Winter months often provide some of the most beautiful outdoor scenes, but winter is also unpredictable. Winter storms can occur quickly and without warning, causing power outages, stranding people in their homes or cars, and creating unsafe driving and walking conditions.


Seniors and people with disabilities are particularly vulnerable during severe winter weather and should take extra precautions to be prepared for whatever Mother Nature conjures up.


Here are some tips to help older and disabled adults stay safe in winter weather

  • Check-in on elderly family and neighbors. Stop by if you can.
  • Clear walkways and handrails of snow and ice. Put down salt or other ice melter.
  • Encourage seniors to stay inside. Falls often spell disaster for older adults. Bring in mail and newspapers for them.
  • Check supplies. Make sure you have things like food and emergency items such as flashlights, batteries, and battery-powered radio.
  • Check to make sure a space heater is being used properly. Plug the heater into outlet, not an extension cord and keep at least 3 feet away from anything that could burn, including the wall.
  • Plan ahead for any emergency power needs of mechanical medical equipment.
  • Offer to drive. If someone must get out to pick up a prescription, medical appointment, etc., be their ride.
  • Be a friend. Some seniors can get very isolated and stormy weather can make it worse.
  • Check their property once a storm has passed. You may be able to help an older loved one with repairs or insurance matters.

Winter safety tips

At home...

  • Check appliances, furnaces, portable heaters and fireplaces before using them for the À rst time. Keep all heat sources and vents clear of clutter. Never leave portable heaters unattended.
  • Keep fire extinguishers on hand and make sure everyone knows how to use them.
  • Check batteries in portable radios, flashlights, smoke alarms and carbon monoxide detectors. Make sure smoke alarms and carbon monoxide detectors are installed and working on every floor in your home.
  • With winter comes shorter, darker days. Consider putting entry or garage lights on a timer or light sensor so they come on as soon as it gets dark each day. Inexpensive adapters are easy to install and can be purchased from your local home center. Keep your home well-lit by installing the maximum wattage bulbs allowed for your indoor light fixtures. Keep extra light bulbs on hand.
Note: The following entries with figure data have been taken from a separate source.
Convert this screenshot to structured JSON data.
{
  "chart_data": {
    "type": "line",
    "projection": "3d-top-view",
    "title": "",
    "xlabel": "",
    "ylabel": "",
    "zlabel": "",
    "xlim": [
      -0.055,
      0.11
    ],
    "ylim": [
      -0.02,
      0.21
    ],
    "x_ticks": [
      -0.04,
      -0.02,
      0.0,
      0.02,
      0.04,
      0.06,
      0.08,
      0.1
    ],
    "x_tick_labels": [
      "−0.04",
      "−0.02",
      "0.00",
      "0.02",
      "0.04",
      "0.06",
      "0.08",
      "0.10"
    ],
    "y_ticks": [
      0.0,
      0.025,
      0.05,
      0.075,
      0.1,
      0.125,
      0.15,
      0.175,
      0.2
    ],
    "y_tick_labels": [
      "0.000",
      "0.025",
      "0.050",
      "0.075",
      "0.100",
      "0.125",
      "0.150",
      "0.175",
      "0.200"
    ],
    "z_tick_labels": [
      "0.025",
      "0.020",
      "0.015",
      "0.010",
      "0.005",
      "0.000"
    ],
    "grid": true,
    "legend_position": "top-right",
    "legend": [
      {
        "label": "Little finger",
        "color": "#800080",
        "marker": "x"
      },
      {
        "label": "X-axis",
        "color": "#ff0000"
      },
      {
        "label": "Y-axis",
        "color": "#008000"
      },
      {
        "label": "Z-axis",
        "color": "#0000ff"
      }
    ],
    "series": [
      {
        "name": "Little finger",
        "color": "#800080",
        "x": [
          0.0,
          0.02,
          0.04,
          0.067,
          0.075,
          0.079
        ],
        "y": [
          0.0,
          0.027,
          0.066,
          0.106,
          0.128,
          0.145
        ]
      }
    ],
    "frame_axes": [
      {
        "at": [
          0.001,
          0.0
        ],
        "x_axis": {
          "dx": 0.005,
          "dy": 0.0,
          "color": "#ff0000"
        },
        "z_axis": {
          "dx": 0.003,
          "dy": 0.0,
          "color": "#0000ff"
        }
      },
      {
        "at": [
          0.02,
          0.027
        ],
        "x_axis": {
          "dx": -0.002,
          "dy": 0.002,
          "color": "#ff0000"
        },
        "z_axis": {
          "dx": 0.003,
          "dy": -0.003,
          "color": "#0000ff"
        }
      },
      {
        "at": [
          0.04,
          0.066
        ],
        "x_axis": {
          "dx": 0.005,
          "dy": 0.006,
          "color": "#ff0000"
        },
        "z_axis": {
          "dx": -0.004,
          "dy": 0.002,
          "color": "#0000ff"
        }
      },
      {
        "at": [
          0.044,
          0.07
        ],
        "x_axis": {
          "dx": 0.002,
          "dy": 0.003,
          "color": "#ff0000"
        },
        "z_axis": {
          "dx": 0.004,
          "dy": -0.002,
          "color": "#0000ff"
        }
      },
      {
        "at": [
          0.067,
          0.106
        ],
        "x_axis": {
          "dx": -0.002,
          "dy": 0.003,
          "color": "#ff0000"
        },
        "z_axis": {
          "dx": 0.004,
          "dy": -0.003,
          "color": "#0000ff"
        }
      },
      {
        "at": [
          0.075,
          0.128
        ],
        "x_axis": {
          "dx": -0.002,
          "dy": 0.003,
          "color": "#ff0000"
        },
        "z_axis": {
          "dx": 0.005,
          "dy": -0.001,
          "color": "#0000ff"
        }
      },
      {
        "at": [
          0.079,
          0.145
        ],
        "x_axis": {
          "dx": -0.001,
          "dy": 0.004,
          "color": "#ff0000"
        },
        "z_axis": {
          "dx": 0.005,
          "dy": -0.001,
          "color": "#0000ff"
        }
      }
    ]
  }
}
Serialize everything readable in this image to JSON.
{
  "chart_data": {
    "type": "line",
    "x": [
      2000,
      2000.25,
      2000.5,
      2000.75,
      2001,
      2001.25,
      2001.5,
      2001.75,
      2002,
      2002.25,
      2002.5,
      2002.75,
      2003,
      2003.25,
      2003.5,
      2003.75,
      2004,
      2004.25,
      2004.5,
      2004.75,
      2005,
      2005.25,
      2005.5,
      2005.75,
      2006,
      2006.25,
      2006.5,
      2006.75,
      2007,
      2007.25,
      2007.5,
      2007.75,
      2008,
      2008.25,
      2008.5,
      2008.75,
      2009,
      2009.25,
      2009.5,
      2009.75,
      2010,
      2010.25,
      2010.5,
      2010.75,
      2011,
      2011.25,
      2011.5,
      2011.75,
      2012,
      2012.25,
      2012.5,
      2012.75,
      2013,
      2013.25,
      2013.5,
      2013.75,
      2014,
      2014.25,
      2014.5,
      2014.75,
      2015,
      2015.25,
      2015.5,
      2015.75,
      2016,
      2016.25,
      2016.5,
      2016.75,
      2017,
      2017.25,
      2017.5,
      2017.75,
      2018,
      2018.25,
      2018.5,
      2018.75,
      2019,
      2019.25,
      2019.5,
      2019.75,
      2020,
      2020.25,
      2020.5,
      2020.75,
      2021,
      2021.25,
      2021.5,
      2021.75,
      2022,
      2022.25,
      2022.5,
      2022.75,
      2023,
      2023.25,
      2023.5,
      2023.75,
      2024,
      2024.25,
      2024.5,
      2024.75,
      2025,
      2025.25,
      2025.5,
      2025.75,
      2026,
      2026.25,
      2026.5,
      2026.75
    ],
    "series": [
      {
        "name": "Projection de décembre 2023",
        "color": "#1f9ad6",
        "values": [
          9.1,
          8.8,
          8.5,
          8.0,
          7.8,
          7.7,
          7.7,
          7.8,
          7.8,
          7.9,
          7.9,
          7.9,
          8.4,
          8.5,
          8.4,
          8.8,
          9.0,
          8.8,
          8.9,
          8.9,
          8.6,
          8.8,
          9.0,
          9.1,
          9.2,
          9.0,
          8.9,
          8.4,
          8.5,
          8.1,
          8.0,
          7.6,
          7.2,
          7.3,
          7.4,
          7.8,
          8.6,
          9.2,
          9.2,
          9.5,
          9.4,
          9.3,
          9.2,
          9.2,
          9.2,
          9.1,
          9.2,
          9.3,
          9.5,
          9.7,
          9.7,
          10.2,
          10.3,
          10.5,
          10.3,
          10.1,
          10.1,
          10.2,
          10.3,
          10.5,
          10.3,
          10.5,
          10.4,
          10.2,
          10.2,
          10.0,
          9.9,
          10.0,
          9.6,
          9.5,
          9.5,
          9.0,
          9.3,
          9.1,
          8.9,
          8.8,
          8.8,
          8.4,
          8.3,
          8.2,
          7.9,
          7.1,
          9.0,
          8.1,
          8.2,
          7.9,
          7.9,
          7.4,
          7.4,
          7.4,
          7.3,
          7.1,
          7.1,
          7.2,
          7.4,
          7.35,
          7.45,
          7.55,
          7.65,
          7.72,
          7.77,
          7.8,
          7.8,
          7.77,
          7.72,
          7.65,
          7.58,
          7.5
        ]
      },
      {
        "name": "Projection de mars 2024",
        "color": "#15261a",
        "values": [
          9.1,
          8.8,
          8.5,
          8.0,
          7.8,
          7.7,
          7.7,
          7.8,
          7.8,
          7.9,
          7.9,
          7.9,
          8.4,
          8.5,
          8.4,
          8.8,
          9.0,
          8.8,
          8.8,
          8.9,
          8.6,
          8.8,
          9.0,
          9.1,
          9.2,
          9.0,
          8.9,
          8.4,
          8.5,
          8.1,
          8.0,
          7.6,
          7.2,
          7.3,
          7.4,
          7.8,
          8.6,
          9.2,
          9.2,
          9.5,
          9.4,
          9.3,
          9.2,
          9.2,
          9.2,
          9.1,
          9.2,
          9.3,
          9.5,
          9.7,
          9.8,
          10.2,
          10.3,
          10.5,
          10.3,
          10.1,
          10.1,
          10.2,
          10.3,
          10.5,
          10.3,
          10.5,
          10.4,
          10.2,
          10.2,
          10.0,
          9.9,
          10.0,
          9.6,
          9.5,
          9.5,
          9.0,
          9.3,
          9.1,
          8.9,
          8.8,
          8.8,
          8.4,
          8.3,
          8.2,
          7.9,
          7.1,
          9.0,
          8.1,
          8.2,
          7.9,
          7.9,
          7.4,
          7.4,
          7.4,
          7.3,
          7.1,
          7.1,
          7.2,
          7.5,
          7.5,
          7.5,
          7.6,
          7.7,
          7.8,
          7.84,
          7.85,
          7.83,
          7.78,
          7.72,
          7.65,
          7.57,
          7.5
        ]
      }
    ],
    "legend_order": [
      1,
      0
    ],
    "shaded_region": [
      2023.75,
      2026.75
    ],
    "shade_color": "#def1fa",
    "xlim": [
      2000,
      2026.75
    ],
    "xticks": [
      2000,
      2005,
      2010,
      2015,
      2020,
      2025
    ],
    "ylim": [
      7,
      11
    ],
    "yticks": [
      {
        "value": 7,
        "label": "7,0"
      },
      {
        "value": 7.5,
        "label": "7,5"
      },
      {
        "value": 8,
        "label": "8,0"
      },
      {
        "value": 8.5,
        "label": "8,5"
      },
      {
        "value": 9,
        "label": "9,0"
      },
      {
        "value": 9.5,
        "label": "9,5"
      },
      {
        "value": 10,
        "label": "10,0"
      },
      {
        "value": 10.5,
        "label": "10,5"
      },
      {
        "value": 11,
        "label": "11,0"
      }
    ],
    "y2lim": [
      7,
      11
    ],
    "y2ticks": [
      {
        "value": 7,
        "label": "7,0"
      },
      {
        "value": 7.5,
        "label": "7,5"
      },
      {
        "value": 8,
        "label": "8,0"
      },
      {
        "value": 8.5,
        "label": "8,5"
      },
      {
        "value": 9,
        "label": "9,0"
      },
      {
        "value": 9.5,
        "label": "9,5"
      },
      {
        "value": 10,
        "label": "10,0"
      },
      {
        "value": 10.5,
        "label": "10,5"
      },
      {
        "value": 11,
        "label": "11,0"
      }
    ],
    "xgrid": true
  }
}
  • Stay indoors during severe winter weather. If you do go out, dress warmly and tell someone where you are going and when you’ll be back.
  • Make sure the paths to your door, garage, and mailbox are shoveled and free of debris. If possible, have someone shovel for you.
  • Use salt to melt down icy sidewalks and steps or cover the ice with something gritty or nonslippery (sand, cat litter). Ideally you should sprinkle salt before or immediately after a storm.
  • Allow yourself plenty of time to get where you need to go in winter weather. Taking your time will reduce your risk of falling, especially if you use an assistive walking device.

Before weather emergencies

  • Have a 3-day supply of nonperishable food and water (one gallon per person per day). Don’t forget supplies for your pet and any medications you might be taking.
  • Know where to go for information about local weather emergencies, road or business closings.
  • Know the difference between winter storm watches and warnings.
  • Update phone numbers for local emergency officials, as well as nearby family, friends and neighbors. Remember to stay in contact with family during severe winter weather.
  • If you have home health care service, plan ahead with your agency for emergency procedures.

Consider medical needs when planning for emergencies

  • First-aid kit
  • Prescription medicines, list of medications including dosage, list of any allergies
  • Extra eyeglasses and hearing-aid batteries
  • Extra wheelchair batteries, oxygen
  • List of the style and serial numbers of medical devices such as pacemakers
  • Medical insurance and Medicare cards
  • List of doctors and relatives or friends who should be notified if you are injured
  • If you have home health care service, plan ahead with your agency for emergency procedures.
  • Teach those who may need to assist you in an emergency how to operate necessary equipment. Be sure they will be able to reach you.